BOARD POLICY ON CHANGE OF CONTROL AGREEMENTS AS OF OCTOBER 11, 2005

EX-10.2 3 dex102.htm CHANGE OF CONTROL AGREEMENTS AS OF OCTOBER 11, 2005 Change of Control Agreements as of October 11, 2005

Exhibit 10.2

 

BOARD POLICY ON CHANGE OF CONTROL AGREEMENTS

AS OF OCTOBER 11, 2005

 

It shall be the policy of the Board of Directors that the aggregate payments provided for in any future termination agreements (or amendments to existing agreements) with any officer or employee of International Paper Company or any of its subsidiaries which are conditioned on a change of control of the Company shall not exceed 2.99 times the individual’s highest gross income received from the Company (as defined for U.S. federal income tax purposes, and reflected on the individual’s Form W-2) in any one of the three calendar years preceding the date of the change of control.

 

The term “aggregate payments” shall not include any benefits to which the individual would otherwise be entitled under the terms of any qualified or non-qualified Company pension plan(s), or Company severance policy or program not conditioned on a change of control, in effect as of the date preceding the date of the change of control.

 

Any future termination agreement (or amendment to an existing agreement) must be specifically approved by the Management Development & Compensation Committee.
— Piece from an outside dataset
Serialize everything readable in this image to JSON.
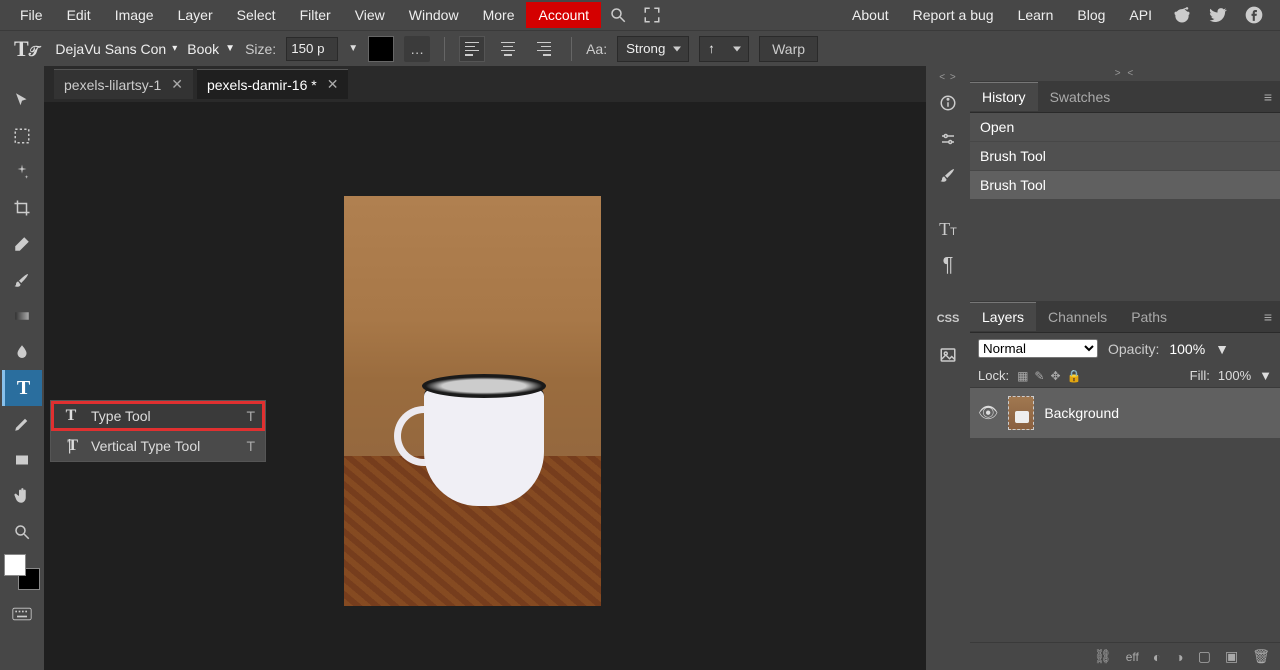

If the agreement is with an officer who is also a member of the Board of Directors, the agreement must also be approved by the independent directors.

 

No future termination agreement (or amendment to an existing agreement) which would provide for an increase in the aggregate payments provided for in existing agreements shall exceed the limitations set forth above, except if it has been approved or ratified by a majority of the shares voting at a meeting of shareholders.

 

The term “future termination agreements” shall not include (i) any agreements currently approved for the Company’s Tier I or Tier II Change of Control program filed with the Securities and Exchange Commission and entered into now and in the future with officers in their applicable tiers or (ii) any amendments to existing agreements that do not increase the aggregate payments provided for in the existing agreements.

 

This policy supersedes the Board Policy on Change of Control Agreements which was adopted, October 14, 2003.